When the lockout ended and the sport we loved resumed action much battered and bedamned in the public perception, no one was sure how the salary cap would work. Now we know how it’s worked around, we also know how it fails. We’ve seen artistic arrangements that let teams spread out the money for a contract well past when anyone expects the player to still be on that team or in the NHL at all. We’ve seen two contracts voided, and worse we’ve seen a hyper-inflation that is damaging the very teams it was supposed to protect.
In the six seasons since the lockout ended, the salary cap his sky rocketed from $39million and change to over $64 million. The salary floor for 2011-12 is 20% higher than the ceiling was six years ago. Assuming teams spend their money equally well, a small market team, or simply one where hockey is not as entrenched as it is in Boston, Montreal or Toronto is now spending about twice as much to be competitive. What part of the economy has expanded even 20% to support this? The US jobless rate has been at near historic levels nearly the whole time. A team ( at least partly through bungling ownership) has been relocated to a place its chances are only so-so , the Coyotes have been in a state of meltdown almost since they arrived from that same city that couldn’t support a team, and others have enormous amounts of rumors swirling around them.

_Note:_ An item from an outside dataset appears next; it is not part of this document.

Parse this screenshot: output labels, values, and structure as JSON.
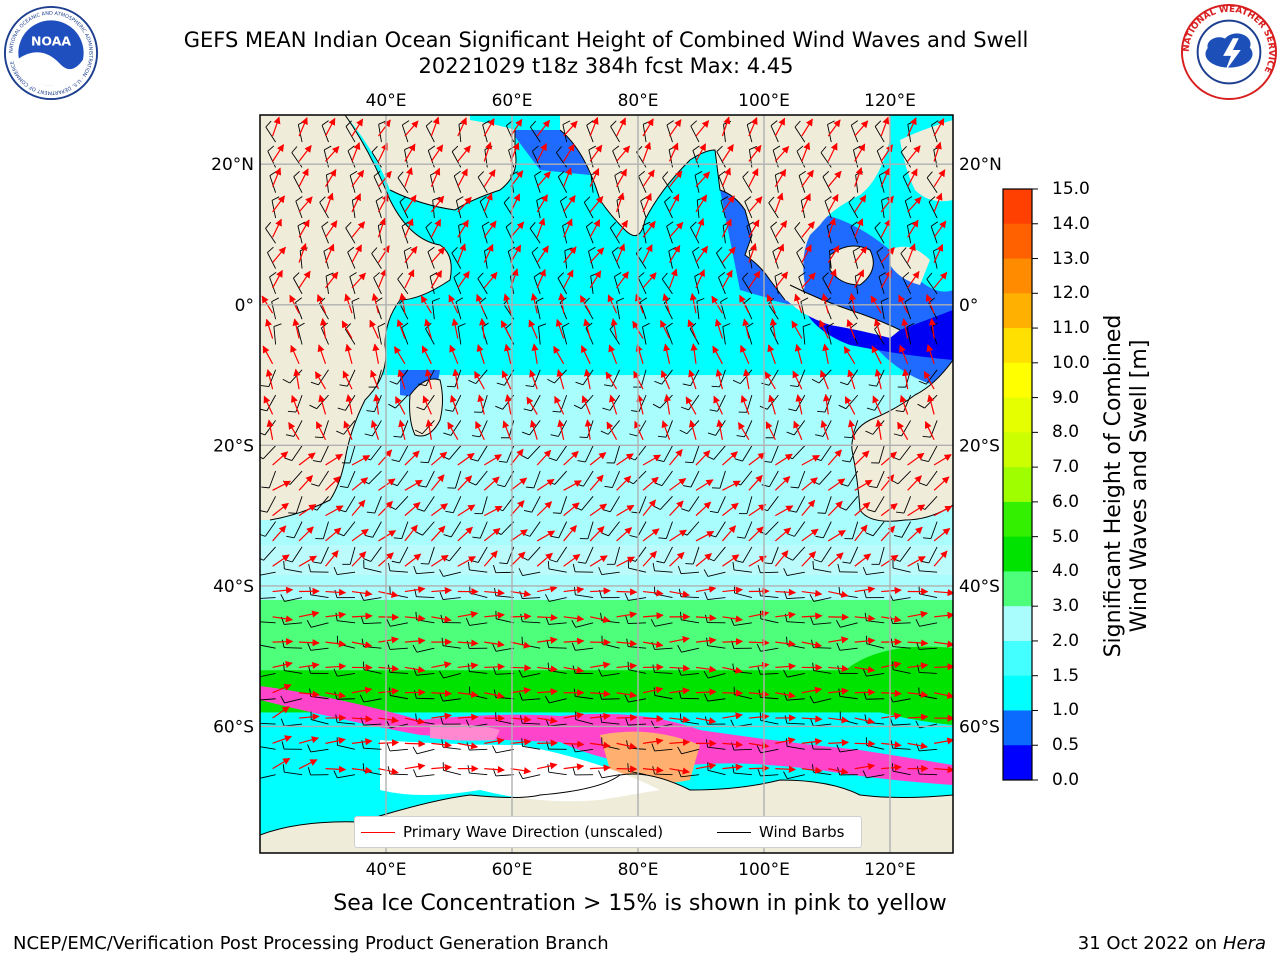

I’m not sure anyone could track down all the issues with ownership that at least appear to be (blissfully) in the past in Tampa Bay, Columbus (a nice little city) is one of the teams that should have noticed the sharp, shiny teeth of their wolf in lease clothing and negotiated better and these are just two easily spotted issues. Even the Nashville Predators who have one the top goalies on the planet, the guy who should have won the Norris Trophy this season, and a high quality defensive unit haven’t hit a level where they are a money printing machine. The Dallas Stars and St Louis Blues are two other teams who have giant question marks in the ownership column.
When you look at the last few free agency periods they can’t help but make you think of someone who goes into a bar, gets falling down drunk, blindfolds themselves and takes home the first person to grab their arm at last call. Some of the contracts handed out bear no resemblance to the talent level of the players. Worse, it is preventing players who are more talented from being promoted out of the AHL or major juniors or called in from collegiate play. Many of these players will stagnate if not challenged by high end skill sets. For teams rebuilding, or trying to build their market (which by all reasonable indications takes about a generation) having the ability to take a high draft pick and put them into the NHL lineup quickly where they can grow in front of and in turn help feed their home market is rapidly diminishing.
The Columbus Blue Jackets and Florida Panthers have two of the most promising prospect stables of talent in the NHL, and yet between the two of them they went out and signed or traded for well over forty million cap dollars this season. Deals like Kopecky’s, which rewards a marginal third line player who’s never topped fifteen goals, in four seasons has only cracked twenty points once and is a career minus 19 with each year of his career having been spent on a playoff team, one of them a Cup winner. With a saner cap floor the Florida Panthers might have brought up anyone of their well regarded forward prospects.
The question is what’s in it for each group who will be involved in setting up the next CBA, Without at least two of these groups pushing for it the leagues mid to long term future is at best highly unstable. The NHL could be looking at a situation like the NBA where more than half the teams are losing money, and teams are shuffled across the map on a regular basis. So what’s in it?
For building and or rebuilding teams (this includes future expansion teams) the ability to bring up prospects through the team as the foundation for a team and get them to the NHL at the earliest moment they are ready minimizing developmental costs, and preventing having to overpay free agents. It also maximizes fan appeal by leveraging the cache high draft picks have and turning it into revenue in the form of ticket sales, merchandise and TV ratings.
For established teams with a solid product if the salary floor is lowered they will transfer less money struggling teams that they can keep or reinvest in arena enhancements, training facilities, scouting staff or use towards building a replacement venue.
For players the answer is simplest of all; jobs. With the difficulty that NHL has had in finding viable owners of any sort for the last decade, the possibility of contraction can’t be ignored. While the KHL is a newer entity, one of the premier Russian club teams folded its doors last season because of what some would call a non-viable economic situation in that league. With more ownership profitability, the probability of expansion goes up, which will create more jobs and likely extend the careers of players. A stable NHL which can keep producing Bobby Ryan’s, Alex Ovechkin’s, Steve Stamkos’s, Ryan Miller’s, Duncan Keith’s, Taylor Hall’s, Shea Weber’s and have them spread out across the continent has the real chance to expand as far as 36 teams without even saturating markets.
These, and other reasons are why the next CBA must include provisions similar to:
A fixed salary floor shall be set at no higher than forty million per year for the first five years of the agreement provided teams are in distress, or subject to a leasing agreement that would prohibit them from spending to the cap ceiling:
- Have a NHL roster including at least 8 players who were either drafted and developed by the team, or who have played 25 or less NHL games for other teams.
- At least 35% of the difference between the distressed floor and standard floor must be used towards buying out or buying down a lease or a facilities upgrade.